Tuesday, October 05, 2004


Books for the Season

At this late juncture I’ve read all or most of some 40 books on the current state of crisis in the U.S. government, so I thought I'd recommend a few. First of all, the basic primer of mainstream objections to Bush, a simple and very easy-to-read summation, can be found in Bush Must Go: The Top Ten Reasons Why George Bush Doesn’t Deserve A Second Term by Bill Press. It’s the one to give to friends who you fear might be waffling but who don’t have the patience for books that are more scholarly and dense. Speaking of scholarly and dense, those sympathetic to my outlook will find Mark Crispin Miller’s Cruel and Unusual to be excellent. I find Miller much to my taste, since he’s a media analyst and is well used to decoding actual evidence (great writer, too, and unapologetically fierce). John Dean’s Worse than Watergate chronicles the secrecy of Bush and Cheney and compares them to those of his former boss Richard Nixon. British and other foreign readers unsympathetic to current U.S. policy should find Nicholas von Hoffman’s Hoax and Hendrik Hertzberg’s Politics endlessly fascinating. (Rick Hertzberg’s my man—his “Talk of the Town” pieces in The New Yorker magazine often give voice to my inarticulate frustrations.) One of the more interesting of the recent titles is Thomas Frank’s What’s the Matter with Kansas?, which analyzes how the Republicans have won the heartland despite the fact that their policies are often antithetical to the interests of its population.

The books of the era likely to become canonical are Ron Suskind’s The Price of Loyalty, Kevin Phillips’ American Dynasty, Paul Krugman’s The Great Unraveling, Craig Unger’s House of Bush, House of Saud, and of course Richard Clarke’s Against All Enemies, which everyone of any political persuasion who wants to be informed about current events simply must read. (I think it goes well with Scott Ritter’s Frontier Justice, but that’s just me.)

All Americans ought to read (or re-read, or re-re-read) the U.S. Constitution and the Declaration of Independence, Tom Paine’s Common Sense and The Rights of Man, Graham Greene’s The Quiet American, Henry David Thoreau’s Civil Disobedience, and of course George Orwell’s startlingly pertinent 1984.

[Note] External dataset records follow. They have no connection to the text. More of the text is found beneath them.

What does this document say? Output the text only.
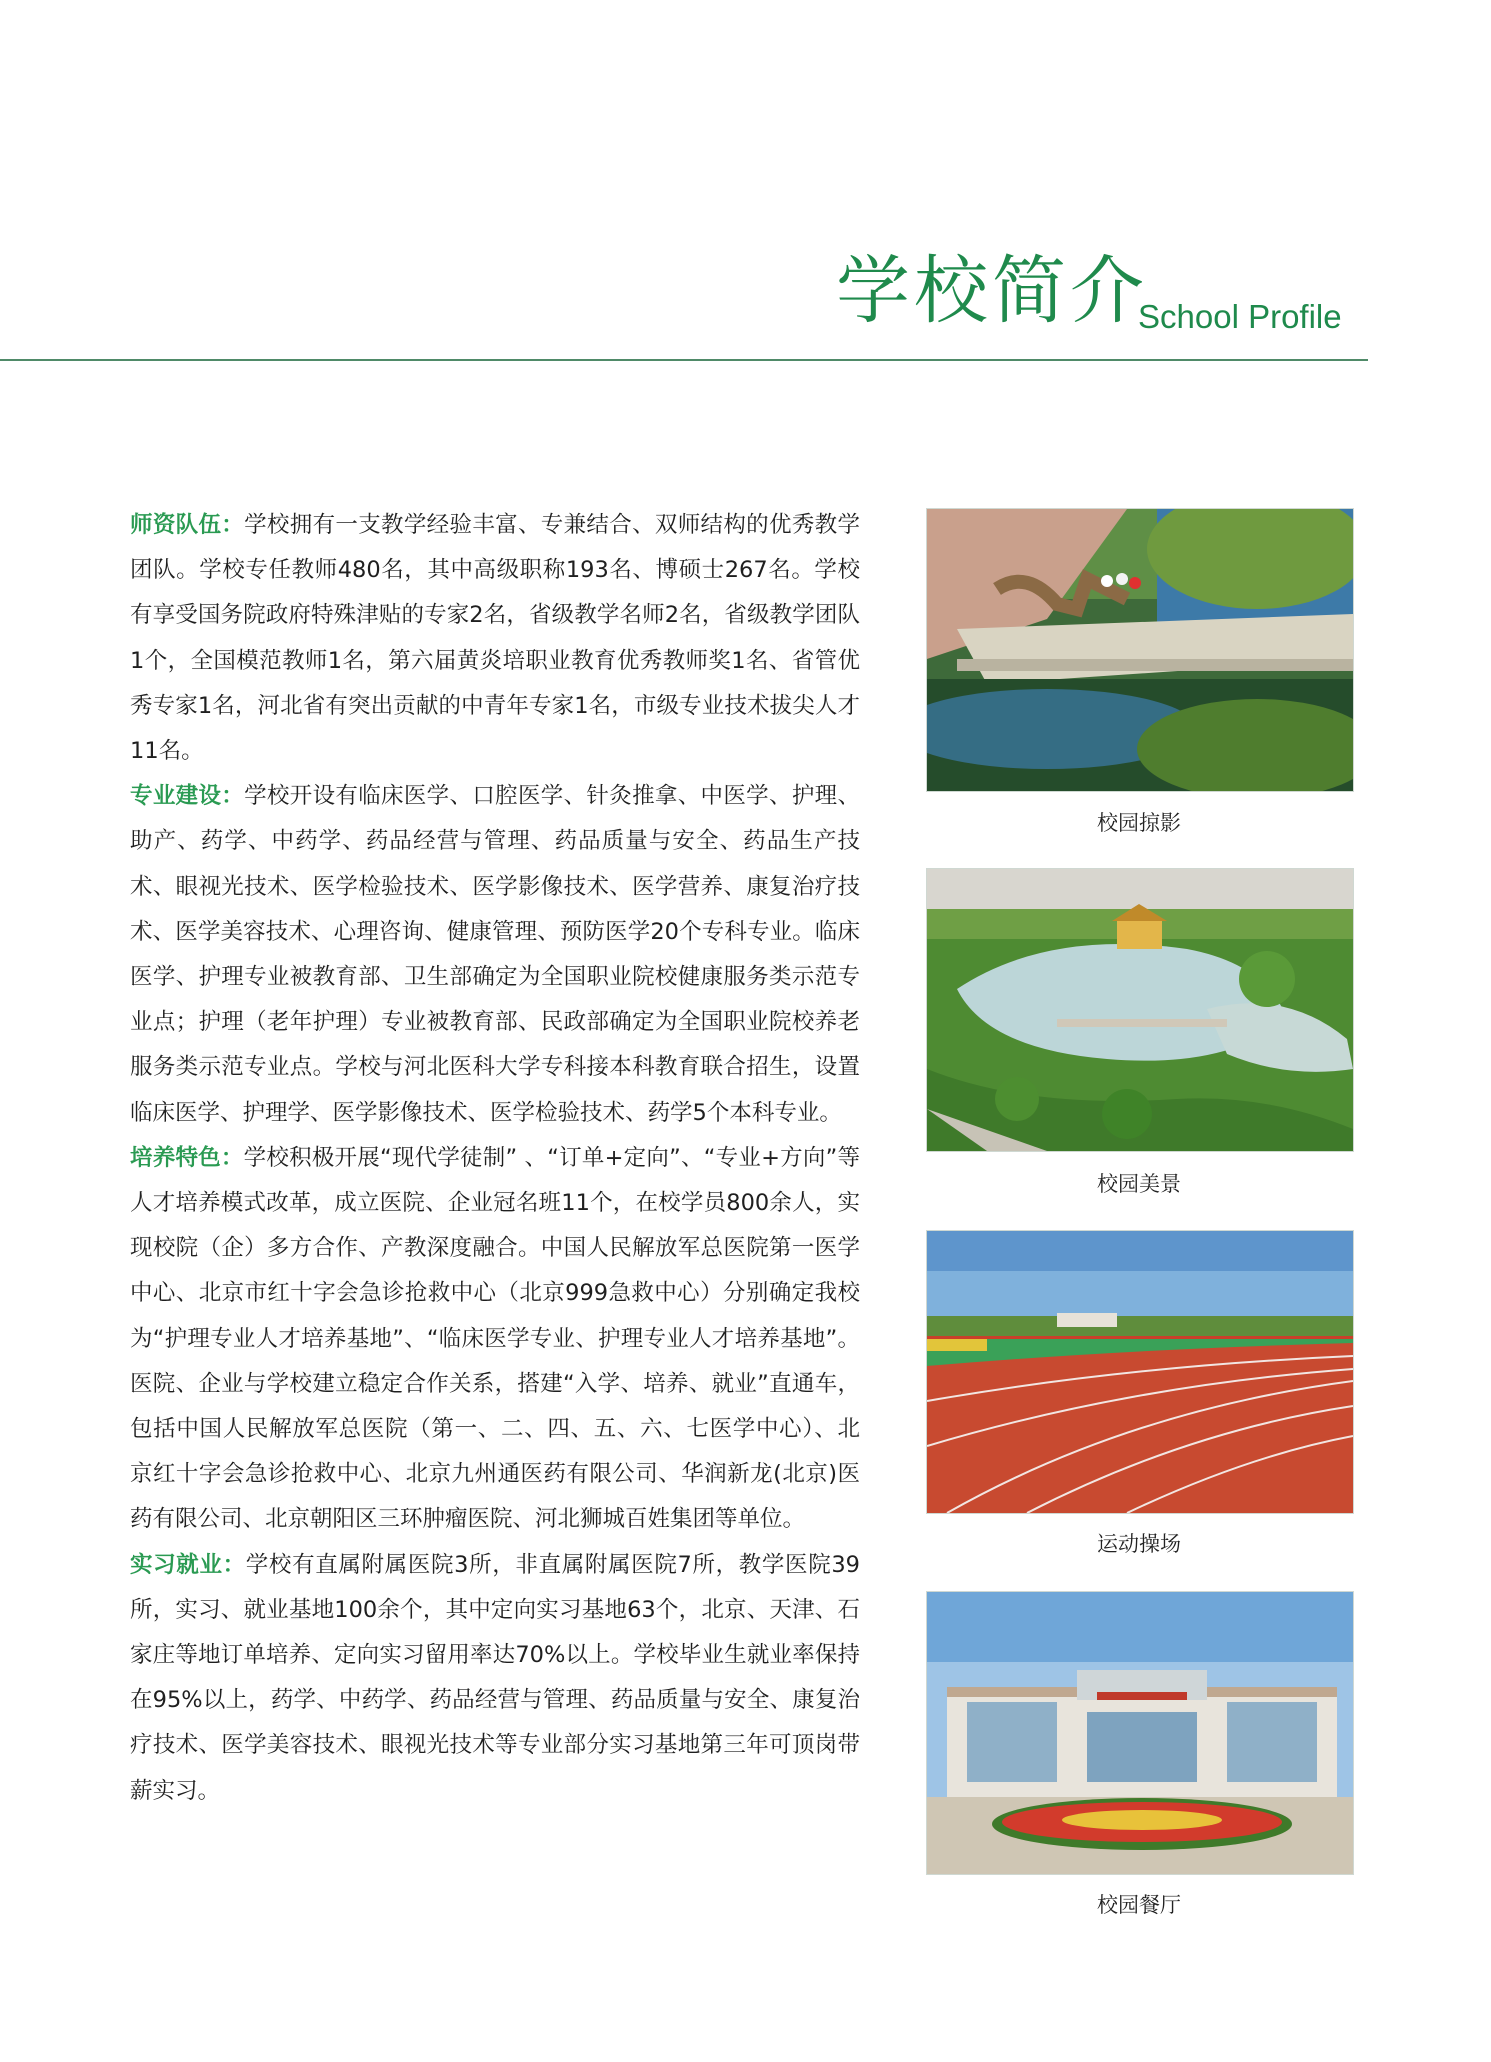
学校简介
School Profile

师资队伍：学校拥有一支教学经验丰富、专兼结合、双师结构的优秀教学团队。学校专任教师480名，其中高级职称193名、博硕士267名。学校有享受国务院政府特殊津贴的专家2名，省级教学名师2名，省级教学团队1个，全国模范教师1名，第六届黄炎培职业教育优秀教师奖1名、省管优秀专家1名，河北省有突出贡献的中青年专家1名，市级专业技术拔尖人才11名。

专业建设：学校开设有临床医学、口腔医学、针灸推拿、中医学、护理、助产、药学、中药学、药品经营与管理、药品质量与安全、药品生产技术、眼视光技术、医学检验技术、医学影像技术、医学营养、康复治疗技术、医学美容技术、心理咨询、健康管理、预防医学20个专科专业。临床医学、护理专业被教育部、卫生部确定为全国职业院校健康服务类示范专业点；护理（老年护理）专业被教育部、民政部确定为全国职业院校养老服务类示范专业点。学校与河北医科大学专科接本科教育联合招生，设置临床医学、护理学、医学影像技术、医学检验技术、药学5个本科专业。

培养特色：学校积极开展“现代学徒制” 、“订单+定向”、“专业+方向”等人才培养模式改革，成立医院、企业冠名班11个，在校学员800余人，实现校院（企）多方合作、产教深度融合。中国人民解放军总医院第一医学中心、北京市红十字会急诊抢救中心（北京999急救中心）分别确定我校为“护理专业人才培养基地”、“临床医学专业、护理专业人才培养基地”。医院、企业与学校建立稳定合作关系，搭建“入学、培养、就业”直通车，包括中国人民解放军总医院（第一、二、四、五、六、七医学中心）、北京红十字会急诊抢救中心、北京九州通医药有限公司、华润新龙(北京)医药有限公司、北京朝阳区三环肿瘤医院、河北狮城百姓集团等单位。

实习就业：学校有直属附属医院3所，非直属附属医院7所，教学医院39所，实习、就业基地100余个，其中定向实习基地63个，北京、天津、石家庄等地订单培养、定向实习留用率达70%以上。学校毕业生就业率保持在95%以上，药学、中药学、药品经营与管理、药品质量与安全、康复治疗技术、医学美容技术、眼视光技术等专业部分实习基地第三年可顶岗带薪实习。

校园掠影
校园美景
运动操场
校园餐厅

Conservatives might want to check out Pat Buchanan’s latest book. I haven’t read it yet. Democrats will want to seek out Sen. Robert Byrd’s latest. I haven’t read that one yet either, though I’m eager to.

Finally, I cannot say enough about the remarkable new book from Garrison Keillor (of Lake Woebegone and “Prairie Home Companion” fame), Homegrown Democrat. It’s a moving literary masterpiece, destined, I think, to be an American classic—if America survives in its present form, of course. You can sample the first four chapters on the Prairie Home Companion website. Since it’s definitely written “in” Keillor’s well-known voice, try the audio version! A wondering, eloquent, touching, large-hearted book.